Die Geschichte von der schwarzen Spinne ist knapp 200 Jahre alt. Doch sie hat an Aktualität nichts verloren. Bis heute gibt es Verantwortungslosigkeit, Schwindelei, Feigheit und freche Tricks.
Der Schweizer Pfarrer Jeremias Gotthelf, wie er sich im Pseudonym nannte, war ein sorgfältiger Beobachter des bäuerlichen Lebens seiner Zeit. In der Novelle "Die schwarze Spinne" – Thomas Mann nannte sie seinerzeit "ein Stück Weltliteratur" – beschreibt er erschreckend realistisch, wie sich Menschen verhalten, wenn der Alltag sie überrollt.
Es geht um die Leibeigenen des grausamen Ritters Hans von Stoffeln. Der verlangt von seinen Untertanen eine in der vorgegebenen Zeit nicht zu bewältigende Anpflanzung von Buchen rund um sein Schloss, um nicht der sengenden Sonne ausgesetzt zu sein. Die Dorfbewohner sind verzweifelt. Bis der Teufel in Gestalt eines grünen Jägers auftaucht und ihnen einen Pakt anbietet. Er wird die Bäume pflanzen, wenn er dafür mit einem ungetauften Kind entlohnt wird. Die Bäuerin Christine lässt sich auf den Deal ein, da die Männer zu unentschlossen und zögerlich sind. Als Pfand gibt "der Grüne" der Bäuerin einen Kuss auf die Wange, der sich zu einem grausamen Mahnmal entwickelt.
Wie Menschen in Krisensituationen reagieren
Wer die Produktion im Theater Ensemble besucht, sollte die Geschichte kennen, sonst erschließen sich die einzelnen Szenen nur schwer. Unter der Regie von Tobias Schmidt, der den Inhalt auf die Spielzeit von einer guten Stunde komprimiert hat, zeigen Alisa Schmitt, Jannik Pitt und Johannes Kern, die wechselseitig alle Rollen übernehmen, wie Menschen in Krisensituationen reagieren. Wie sie miteinander, gegeneinander, mit der Wahrheit und mit ihren Entscheidungen ringen.

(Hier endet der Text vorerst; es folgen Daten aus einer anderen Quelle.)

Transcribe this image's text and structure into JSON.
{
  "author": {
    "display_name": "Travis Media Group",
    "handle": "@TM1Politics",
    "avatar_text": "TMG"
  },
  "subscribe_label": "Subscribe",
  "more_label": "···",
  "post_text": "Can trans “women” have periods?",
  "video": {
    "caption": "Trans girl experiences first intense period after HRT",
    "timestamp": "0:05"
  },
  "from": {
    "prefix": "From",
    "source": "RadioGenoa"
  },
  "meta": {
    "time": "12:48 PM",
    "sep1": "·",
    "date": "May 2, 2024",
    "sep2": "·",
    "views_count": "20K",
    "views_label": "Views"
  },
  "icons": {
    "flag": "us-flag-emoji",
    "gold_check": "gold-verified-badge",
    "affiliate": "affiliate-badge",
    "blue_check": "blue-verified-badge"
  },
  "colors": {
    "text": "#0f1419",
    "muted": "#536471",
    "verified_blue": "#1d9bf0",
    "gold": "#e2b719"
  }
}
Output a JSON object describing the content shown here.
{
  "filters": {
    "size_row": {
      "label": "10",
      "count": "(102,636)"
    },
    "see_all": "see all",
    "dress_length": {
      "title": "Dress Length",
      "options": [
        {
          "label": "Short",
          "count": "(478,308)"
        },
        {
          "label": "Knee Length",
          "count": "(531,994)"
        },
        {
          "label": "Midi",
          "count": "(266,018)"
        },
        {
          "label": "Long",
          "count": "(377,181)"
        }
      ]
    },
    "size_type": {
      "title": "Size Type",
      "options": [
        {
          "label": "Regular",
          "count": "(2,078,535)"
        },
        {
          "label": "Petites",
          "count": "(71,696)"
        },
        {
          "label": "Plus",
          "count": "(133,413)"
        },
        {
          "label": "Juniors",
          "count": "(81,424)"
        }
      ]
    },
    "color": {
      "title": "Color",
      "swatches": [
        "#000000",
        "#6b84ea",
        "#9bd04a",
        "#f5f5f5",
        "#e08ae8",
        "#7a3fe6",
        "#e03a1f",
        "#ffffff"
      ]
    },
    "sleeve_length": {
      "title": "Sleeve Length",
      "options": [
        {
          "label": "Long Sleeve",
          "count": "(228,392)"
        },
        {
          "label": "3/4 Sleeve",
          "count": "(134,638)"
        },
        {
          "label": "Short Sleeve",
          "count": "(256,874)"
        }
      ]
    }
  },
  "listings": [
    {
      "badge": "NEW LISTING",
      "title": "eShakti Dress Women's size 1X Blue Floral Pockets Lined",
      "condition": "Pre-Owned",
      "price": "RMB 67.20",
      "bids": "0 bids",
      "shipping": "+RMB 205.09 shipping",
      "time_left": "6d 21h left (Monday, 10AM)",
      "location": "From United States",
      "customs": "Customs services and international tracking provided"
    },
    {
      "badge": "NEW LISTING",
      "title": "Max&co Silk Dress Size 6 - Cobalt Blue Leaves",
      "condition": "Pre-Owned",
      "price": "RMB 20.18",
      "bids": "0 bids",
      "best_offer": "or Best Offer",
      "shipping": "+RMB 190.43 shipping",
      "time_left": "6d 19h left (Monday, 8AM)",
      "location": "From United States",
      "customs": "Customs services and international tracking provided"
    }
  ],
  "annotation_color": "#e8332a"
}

Es geht um Schuld, um falsche Freunde, um Frauen und Männer, um Gut und Böse. Mit einer ungewöhnlichen Interpretation auf die Vorgabe von Gotthelf blättert sich ein kraftvolles Stück Theater auf, in dem sich Rahmenhandlung, Erzählung, Spielszenen und Videoeinspielungen zu einem Ganzen fügen.
Das spielt sich hinter einer Seilkonstruktion auf unterschiedlichen Ebenen ab, über die die jungen Schauspieler nahezu akrobatisch balancieren, springen, kriechen, trampeln oder tanzen (Choreografie: Vanessa Straßer). Dazu erklingt aufwühlende, rhythmische, tropfende, treibende Musik (Alexander Renner, Cornelius Grömminger). Voller Enthusiasmus treiben die schwarz gekleideten Protagonisten die Handlung voran, sprechen (manchmal zu) schnell, schreien, flüstern. Eine durchaus sehenswerte Produktion, die mehr Zuschauer verdient.